Professor Timothy Frye's new book examines the limits of Putin's power in Russia.
Vladimir Putin has long been the bogeyman in the minds of Americans. Western media often portray him as an authoritarian ruler who has no qualms about making his critics and opponents disappear. But are there any limitations in its power? In his new book Weak Strongman: The Limits of Power in Putin's Russia Timothy Frye, Marshall D. Shulman Professor of Post-Soviet Foreign Policy at the Institute for Political Science, gives a more nuanced look at Putin and the political power struggles in Russia.
Colombia News met Frye to find out what made him want to write this book, how influential Alexei Navalny is (alive or dead), and which sports stars he would invite to an imaginary dinner party.
F: What inspired you to write this book now?
TO: I have been studying Russia for more than 30 years and I was tired of seeing how the country's rich politics are often reduced in our public debate to clichés about Putin's KGB background or Russia's autocratic past. With our democracy threatened and global autocracy on the rise, I saw an opportunity. I wrote an explanatory book on Russian politics, drawing on recent social science research by a new generation of Russian and American scholars who have received little attention outside of the academic world to help us understand the moment. For all its problems, Russia was a great place to study autocracy.
I have also recorded many personal anecdotes of my misfortunes in Russia, from working on a cultural exchange in the Soviet Union in the late 1980s to managing a research institute in Moscow over the past decade. From the accidental target of a honey trap in 1988 to the fall of Moscow's Twin Towers in 2001, these anecdotes offer insights difficult to come by without spending too much time in the country.
F: Many in the United States see Putin as an all-powerful leader, but your book argues that while he is an authoritarian ruler, his power is limited.
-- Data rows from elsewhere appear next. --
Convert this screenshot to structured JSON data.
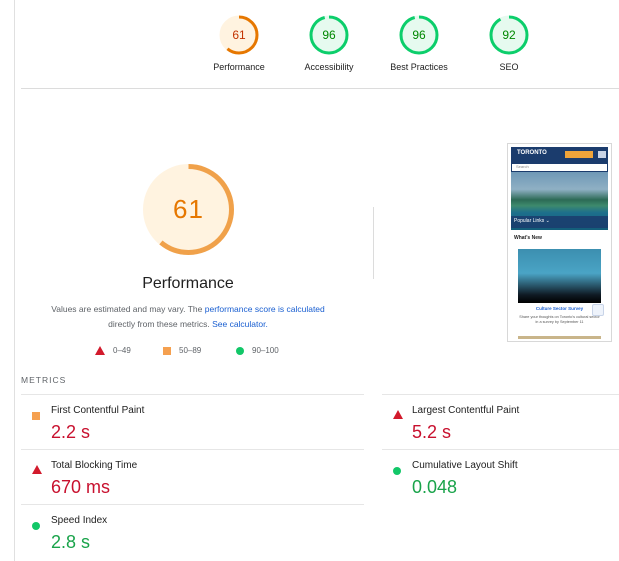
{
  "gauges": [
    {
      "score": "61",
      "label": "Performance",
      "color": "#e67700",
      "track": "#fff3e0",
      "value": 0.61
    },
    {
      "score": "96",
      "label": "Accessibility",
      "color": "#0cce6b",
      "track": "#e6faef",
      "value": 0.96
    },
    {
      "score": "96",
      "label": "Best Practices",
      "color": "#0cce6b",
      "track": "#e6faef",
      "value": 0.96
    },
    {
      "score": "92",
      "label": "SEO",
      "color": "#0cce6b",
      "track": "#e6faef",
      "value": 0.92
    }
  ],
  "main": {
    "score": "61",
    "score_value": 0.61,
    "title": "Performance",
    "desc_prefix": "Values are estimated and may vary. The ",
    "desc_link": "performance score is calculated",
    "desc_middle": "directly from these metrics. ",
    "desc_calc": "See calculator."
  },
  "legend": {
    "poor": "0–49",
    "average": "50–89",
    "good": "90–100"
  },
  "thumbnail": {
    "logo": "TORONTO",
    "search": "Search",
    "popular": "Popular Links ⌄",
    "news": "What's New",
    "caption": "Culture Sector Survey",
    "small": "Share your thoughts on Toronto's cultural sector in a survey by September 11"
  },
  "metrics": {
    "header": "METRICS",
    "items": [
      {
        "label": "First Contentful Paint",
        "value": "2.2 s",
        "rating": "average"
      },
      {
        "label": "Largest Contentful Paint",
        "value": "5.2 s",
        "rating": "poor"
      },
      {
        "label": "Total Blocking Time",
        "value": "670 ms",
        "rating": "poor"
      },
      {
        "label": "Cumulative Layout Shift",
        "value": "0.048",
        "rating": "good"
      },
      {
        "label": "Speed Index",
        "value": "2.8 s",
        "rating": "good"
      }
    ]
  },
  "colors": {
    "poor": "#d21a2c",
    "average": "#f5a04f",
    "good": "#12c768"
  }
}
How is that possible?
TO: Putin does not face serious challengers, but he is not all powerful. In order to consolidate his power, he has weakened the courts, parliament and the bureaucracy, but those in power also need these institutions in order to govern well. He rules a well-educated population with a corrupt and recalcitrant bureaucracy in a country with 11 time zones and relies on a mixture of achievement, popularity, propaganda and repression to stay in power. Just ordering people around doesn't get him very far.
Like all autocrats, he faces the dual threats of an elite coup and a mass revolt, and these two threats can rarely be addressed at the same time. As a result, he faces tough compromises. Manipulate the media, but not so much that people distrust the source. Cheat too little in elections and lose offices, but cheat too much and lose legitimacy. Suppress political opponents, but don't provoke backlash. Use corruption to reward your pals, but avoid economic stagnation that would make you unpopular. Strengthen security services, but not so much that they turn you on. Far from being omnipotent, Putin faces many limitations that all autocrats face.
F: The Biden administration seems to handle our relationship with Putin and Russia differently than the previous one. How does Putin react to these renewed tensions with the US?
TO: Russia's relations with the US are at a low point. At home, Putin is trying to use anti-Westism to shift the blame for Russia's troubles, and that has pleased some hardliners in the elite, but the Russian public is skeptical of this narrative. Putin and Biden are expected to meet in June, but by that point it would be a success just to prevent the relationship from deteriorating.
F: Do you think opposition leader Alexei Navalny (alive or dead) poses a threat to Putin's rule?
Navalny has been a uniquely successful opposition figure in Russia for the past decade, and that has made him a target. Removing Navalny from the political scene, however, will not solve the problems that created Navalny in the first place. It will not raise the standard of living, reduce corruption, or increase confidence in the government and is likely to exacerbate problems.
F: Hopefully after you've finished writing your book, you will have some time to enjoy yourself. Which books are on your reading list and why?
TO: Novels and short stories got me through the pandemic. I immersed myself again in classics like Vasily Grossman's Life and destiny , Sergei Dowlatows The suitcase , and John Williams ‘ Steiner. I also read short stories with my 13 year old son Chekhov. Chekhov is my favorite. I just finished Min Jin Lee's Pachinko about the life of Korean immigrants in Japan in the 1920stheCentury. It has the historical momentum of a Tolstoy novel, but is set in a setting that is new to me. Now I'm reading Keith Gessens A terrible country .
F: You're having a little dinner party. Assuming everyone is fully vaccinated, which three scholars, celebrities, despots or artists, dead or alive, would you invite and why?
TO: I am a huge sports fan and enjoy listening to athletes talk about the secrets of their craft or the interface between sport and politics. I would invite George Popovich, the politically thoughtful basketball coach of the San Antonio Spurs, a wine connoisseur and, by the way, a former Soviet college student. Next up would be Naomi Osaka, who embodies a new breed of global sports icon and has a killer instinct on the courts. And finally. I would invite my father, who was a great athlete at Princeton in the 1950s and would love to talk to us.